None of the above applies to the existing railway between Sishen and Port Elizabeth. The majority of this line was built for a more conventional type of traffic and handles between one and two million tonnes of manganese ore annually in addition to other general traffic. There have been suggestions that road transport might be an option for iron ore exports to Coega/Ngqura, raising further questions concerning the cost of maintaining an adequate road system.
At what cost?
According to a fact sheet issued by the National Ports Authority a total of R3.2 Billion is being invested in the port of Ngqura. Electricity supply company Eskom signed an agreement (with aluminium producer Pechiney who now may not come to the Eastern Cape) to provide electricity for the aluminium smelter project at a cost of R2 Billion. According to the CDC the Eastern Cape government allocated close to R300 million at the end of 2002 for the infrastructure in the metallurgical sector where the smelter would be sited.
An entire town has been built to house the workers at the industrial development zone, which mostly stand empty today waiting for development and occupants. Extensive road and rail works are underway.
The cost of building the smelter has been estimated at R2.2 Billion, of which Pechiney would have provided between 35% and 45% of the investment, with the balance coming from other investors including the Industrial Development Corporation – another government parastatal.
At the ‘opening’ of the tidal basin Erwin stated there was no longer an emphasis on finding an anchor tenant for the port. He said a smelter would be built, with or without Alcan/Pechiney, but that less sophisticated AP35 technology would be used and not the AP50 as intended by Pechiney.
“There will be a smelter in the IDZ, of that we’re clear although we still have to clinch the matter. I’m confident there will be a smelter.”
Erwin added that government was coordinating the reconstruction of the railway line to handle iron ore and manganese and said his department would appoint someone to coordinate development between Coega and Port Elizabeth.

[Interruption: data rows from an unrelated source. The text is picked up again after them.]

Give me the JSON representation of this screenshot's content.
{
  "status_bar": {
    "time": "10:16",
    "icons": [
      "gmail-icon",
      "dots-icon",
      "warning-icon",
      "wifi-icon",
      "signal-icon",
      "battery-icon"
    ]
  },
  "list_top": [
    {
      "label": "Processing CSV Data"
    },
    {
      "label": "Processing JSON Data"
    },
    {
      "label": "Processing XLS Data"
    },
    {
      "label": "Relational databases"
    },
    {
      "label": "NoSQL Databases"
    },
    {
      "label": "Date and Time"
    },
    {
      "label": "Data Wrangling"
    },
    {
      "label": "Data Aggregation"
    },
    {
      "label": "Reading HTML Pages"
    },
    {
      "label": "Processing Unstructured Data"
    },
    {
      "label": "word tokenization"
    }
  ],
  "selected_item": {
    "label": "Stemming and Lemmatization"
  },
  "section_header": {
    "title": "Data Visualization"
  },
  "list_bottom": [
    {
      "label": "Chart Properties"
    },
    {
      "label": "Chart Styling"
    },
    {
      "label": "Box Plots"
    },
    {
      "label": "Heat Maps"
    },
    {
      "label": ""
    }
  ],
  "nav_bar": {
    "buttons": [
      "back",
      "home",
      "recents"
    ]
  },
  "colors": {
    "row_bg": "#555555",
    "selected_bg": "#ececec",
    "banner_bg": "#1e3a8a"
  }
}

The former minister of public enterprises (and now the minister of transport) Jeff Radebe said last year at a briefing to a joint parliamentary committee that ‘the Coega project was a clear example of how all state-owned enterprises such as Transnet and its subsidiaries and Eskom were being required to align their programmes with government’s integrated development programmes.
Transnet, he stated, would not have built the port of Ngqura “if the government had not insisted on state-owned enterprises conforming to the agenda of government.”’ – Coega News, December 2003.
The port of Ngqura is the biggest government-sponsored infrastructure development in South Africa. The project aims at boosting economic growth in the Eastern Cape and, with the proximity of the port to the industrial development zone, will put manufacturers located in the zone in a more competitive position, it is hoped.
Recently a number of executives of the Coega Development Corporation left the company with no explanation made public, among them the chief executive officer.
On 30 June 2004 the acting CEO of the CDC, Khwezi Tiya said it was important to realise that Coega is bigger than any single investor. “In the first phase we have over 6,000 ha of land ready for development. Global competition for the kind of investment we want is tough, but we believe that Coega has a number of unique strengths, including the deepwater port of Ngqura. Now, when we take potential investors out on site, we will show them a harbour rather than earth-works.”